Cherry orchard reverts to Plan B after brutal winter

Gloria Hafemeister
Luke Steffen stands in the cherry orchard on his parents fruit farm at Fort Atkinson, thankful that the family still can offer blueberries for sale.  They are also providing cherries for customers as always but they are not grown on the Steffen’s farm because of last winter’s freezing.

FORT ATKINSON – Dairy and grain farmers are not the only ones struggling this year.  The sub-zero temperatures of last January have killed almost all of the cherry trees at Steffen Cherry Orchard in Fort Atkinson, forcing the family to bring in cherries grown in Michigan to supply their customer needs until the next trees, planted a couple of years ago, are ready to produce.

The family does have an acre of blueberries for their customers, however. In their experience, blueberries seem to survive the winter well.  So did the 150 apple trees on the farm.

Steffen Cherry Orchard was started by Luke Steffen’s parents in 1981 when his dad Jaime planted 400 cherry trees. It eventually grew to about 2000 trees. It is not a full-time business for the family but they wanted to grow something unique on the family farm where his great grandfather started his dairy farm soon after he came to the U.S. from Switzerland.

Along with planting the many acres of cherry trees they also built a processing room that is abuzz most summers. After customers pick their cherries they are washed and run through the pitting machine.

“Cherries should be washed before eating them because they get bird droppings on them,” he said. “The water needs to be very cold, especially when putting them through the pitting machine, because it keeps the cherries firm.”

The pitting machine removes pits from a gallon of cherries in just 20 seconds.

This year to accommodate their customers they partnered with an orchard in Michigan to take orders for cherries. 

They do have another orchard started, however.

“From the time the trees are planted until they produce takes three to four years,” he says. “Two years ago we planted trees we ordered from Saskatchewan. They are a new variety which is why they survived last winter.”

He said the loss of the trees in their orchard was due to a combination of several nights of minus thirty-five degree temperatures with wind and some leaf spot that had weakened the trees.

“We also had some leaf spot that caused the leaves to turn brown and fall off early last fall. If the leaves fall from a tree early they are unprotected from winter because in a normal year the tree draws nutrients from the leaves before they turn color and fall,” he says.

“We also had a problem with Japanese beetles and that will weaken trees, too,” he added.
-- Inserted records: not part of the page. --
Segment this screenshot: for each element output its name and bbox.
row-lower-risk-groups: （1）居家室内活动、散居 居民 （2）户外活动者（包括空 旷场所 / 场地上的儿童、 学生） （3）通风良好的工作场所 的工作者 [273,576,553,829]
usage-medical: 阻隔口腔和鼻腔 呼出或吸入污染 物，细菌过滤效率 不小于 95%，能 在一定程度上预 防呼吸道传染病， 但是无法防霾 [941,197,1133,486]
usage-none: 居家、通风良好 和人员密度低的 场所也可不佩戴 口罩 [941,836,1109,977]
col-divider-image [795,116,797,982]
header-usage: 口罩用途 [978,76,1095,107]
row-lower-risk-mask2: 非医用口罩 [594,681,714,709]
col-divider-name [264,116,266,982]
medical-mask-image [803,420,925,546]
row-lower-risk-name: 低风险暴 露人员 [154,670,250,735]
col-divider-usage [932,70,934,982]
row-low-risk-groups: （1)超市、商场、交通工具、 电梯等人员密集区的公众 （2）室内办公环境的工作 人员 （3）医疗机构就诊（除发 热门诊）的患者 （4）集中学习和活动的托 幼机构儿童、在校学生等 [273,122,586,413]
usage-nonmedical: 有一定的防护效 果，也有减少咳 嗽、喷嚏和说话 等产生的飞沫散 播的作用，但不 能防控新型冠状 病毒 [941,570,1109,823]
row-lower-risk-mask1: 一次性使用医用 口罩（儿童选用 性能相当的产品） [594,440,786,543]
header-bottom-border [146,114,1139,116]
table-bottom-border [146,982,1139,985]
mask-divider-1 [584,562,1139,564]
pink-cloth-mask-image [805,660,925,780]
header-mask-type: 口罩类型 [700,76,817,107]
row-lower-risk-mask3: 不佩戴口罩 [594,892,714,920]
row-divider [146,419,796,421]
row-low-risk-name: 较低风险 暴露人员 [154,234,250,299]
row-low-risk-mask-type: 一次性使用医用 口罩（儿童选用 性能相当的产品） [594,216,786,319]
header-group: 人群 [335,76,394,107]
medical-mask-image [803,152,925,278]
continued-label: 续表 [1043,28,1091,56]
In the orchard, they train the trees to grow at an angle so the branches don’t break from the weight of the berries. He points out that these are just some of the acts of nature that can make it challenging to grow fruit trees.

“Every plant on this farm has its own trickle irrigation underground,” he says.  “We have miles of pipe buried in our orchard."

in the summer of 2012, Steffen said they went 60 days without rain and noted that the trees would have died then without that water.

"We can also fertilize through it," he said.

A group of 4-Hers picked some ripening blueberries while on a tour of the Steffen Cherry Orchard last week at Fort Atkinson.  The stop was a part of a careers tours featuring opportunities in agriculture.

The blueberries are a relatively newer venture for the family. They established the high bush plants eight years ago.

The cold weather last winter caused the blueberries to be a little under-foliated but there are still plenty of berries on each bush.

They offer several varieties of tart cherries, blueberries, honey, and baked treats made fresh every day.

Steffen recently hosted a tour of 4-Hers as a part of an agricultural careers tour in Dodge and Jefferson Counties.

He advised the youth, “If you are going to start any kind of business, think about the things that can go wrong and have a backup plan.”

He also pointed out that an orchard requires a big initial investment before any profits can be realized.

He said, “We are passionate about having fresh fruit and offering people the opportunity to pick their own healthy food.”